Purple Radio

England;
- Broadcast area: Westminster
- Frequency: DAB: 11B DRg London

Programming
- Format: House, dance and pop music; gay and lesbian news and entertainment, live club broadcasts

Ownership
- Owner: Purple Radio

= Purple Radio (London) =

Purple Radio was an internet and British digital radio station for a gay, lesbian and gay-friendly audience. It was available on a DAB multiplex in London and also online. It was the first full-time gay and lesbian radio station and broadcast 24 hours a day, with live broadcasts from a different nightclub every night.

Purple Radio was launched in 2001 and merged with Gaydar Radio in 2003.

==Format==
The station played a mix of dance and mainstream pop music, interspersed with chat and news. Live shows took place during the day, with Programme Controller Pete Flynn (who now runs SFM Radio) presenting the breakfast show at launch.

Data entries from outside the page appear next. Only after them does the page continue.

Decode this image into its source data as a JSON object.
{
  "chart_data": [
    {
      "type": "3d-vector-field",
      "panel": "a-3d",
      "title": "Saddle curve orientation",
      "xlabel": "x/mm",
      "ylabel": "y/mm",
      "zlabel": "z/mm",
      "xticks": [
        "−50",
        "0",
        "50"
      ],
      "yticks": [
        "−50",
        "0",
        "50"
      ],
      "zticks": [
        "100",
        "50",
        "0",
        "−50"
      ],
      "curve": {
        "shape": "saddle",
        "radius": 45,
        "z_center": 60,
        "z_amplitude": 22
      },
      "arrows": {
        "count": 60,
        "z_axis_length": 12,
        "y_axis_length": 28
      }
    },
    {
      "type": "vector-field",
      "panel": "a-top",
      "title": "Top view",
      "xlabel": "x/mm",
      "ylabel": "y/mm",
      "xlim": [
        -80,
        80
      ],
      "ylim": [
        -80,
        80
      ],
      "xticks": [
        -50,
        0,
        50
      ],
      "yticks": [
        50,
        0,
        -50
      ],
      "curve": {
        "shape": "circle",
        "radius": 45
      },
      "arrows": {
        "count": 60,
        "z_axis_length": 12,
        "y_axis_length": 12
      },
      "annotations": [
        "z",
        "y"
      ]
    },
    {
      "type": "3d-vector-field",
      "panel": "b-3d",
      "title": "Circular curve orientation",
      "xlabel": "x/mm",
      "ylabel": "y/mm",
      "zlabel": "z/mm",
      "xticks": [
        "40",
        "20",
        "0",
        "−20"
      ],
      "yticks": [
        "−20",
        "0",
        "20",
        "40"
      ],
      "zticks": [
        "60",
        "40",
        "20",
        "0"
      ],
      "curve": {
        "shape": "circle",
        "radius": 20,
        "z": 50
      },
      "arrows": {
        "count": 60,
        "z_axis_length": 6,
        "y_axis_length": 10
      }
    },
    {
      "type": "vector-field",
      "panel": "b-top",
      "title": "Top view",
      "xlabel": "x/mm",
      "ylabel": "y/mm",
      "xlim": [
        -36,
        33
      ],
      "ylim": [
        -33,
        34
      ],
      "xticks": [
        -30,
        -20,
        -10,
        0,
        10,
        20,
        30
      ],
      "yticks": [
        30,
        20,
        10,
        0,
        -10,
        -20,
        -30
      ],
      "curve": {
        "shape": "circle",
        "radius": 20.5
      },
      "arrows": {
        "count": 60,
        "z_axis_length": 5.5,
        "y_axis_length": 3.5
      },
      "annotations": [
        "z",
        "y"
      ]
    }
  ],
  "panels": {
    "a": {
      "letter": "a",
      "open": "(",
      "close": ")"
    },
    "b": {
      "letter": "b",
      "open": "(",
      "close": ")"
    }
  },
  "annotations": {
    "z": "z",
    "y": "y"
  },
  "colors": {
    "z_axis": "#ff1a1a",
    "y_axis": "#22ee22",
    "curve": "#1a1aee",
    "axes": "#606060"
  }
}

Purple Radio's unique programming came in the form of close involvement with London's gay and lesbian nightclubs. Early evening programming saw DJs introducing their favourite tracks to listeners in a unique mix of chat and music.

From 10pm each night the station broadcast live from a different nightclub, using ISDN codec including Heaven (nightclub).

The station was based above London's Hanover Grand nightclub, a grand nightspot which was later demolished to make way for a shopping centre just off London's Oxford Street.

Originally broadcast over the internet, the station was one of the first to start broadcasting on British digital radio station a short time after the BBC launched its first digital station

Purple Radio used the tagline "The Digital Soundtrack to Gay Life in London" and also "The World's Fastest Growing Radio Station".

==History==
Purple Radio was launched in 2001 with the backing of Kelvin MacKenzie and Lord Waheed Alli, and was a part of a bouquet of services provided by the Digital Radio Group (then part of the GWR Group).

In 2003, to save costs, the station took the decision to merge with Gaydar Radio. Gaydar Radio eventually took the decision not to continue with Purple Radio as a separate output and put in a submission to the Radio Authority to take over Purple's frequency, and gained a DAB outlet on the London 3 Digital multiplex in 2004. Gaydar Radio then was taken on by Gaydio, which broadcasts in cities across the UK today.

==Notable presenters==
- Pete Flynn (Programme Director)
- Cristo Foufas
- Terry Nunn (presented Terry's Top Tunes)
- Mark Young (the on-air name of Communications Manager Colm Howard-Lloyd)
- Nicholas Chistostomou (of club Coco Lattee)
- Simon Hobart (of club Popstarz)
- Jason McCrossan
- Steve Power
- Neil Veglio
- Tobyn Cleeves

==Purple in the Park==
To help market the radio station, and to revive the dormant Summer Rites festival, the radio station launched a two-day music festival in 2002.

Acts for the 50,000 capacity festival included Grace Jones and Yoko Ono.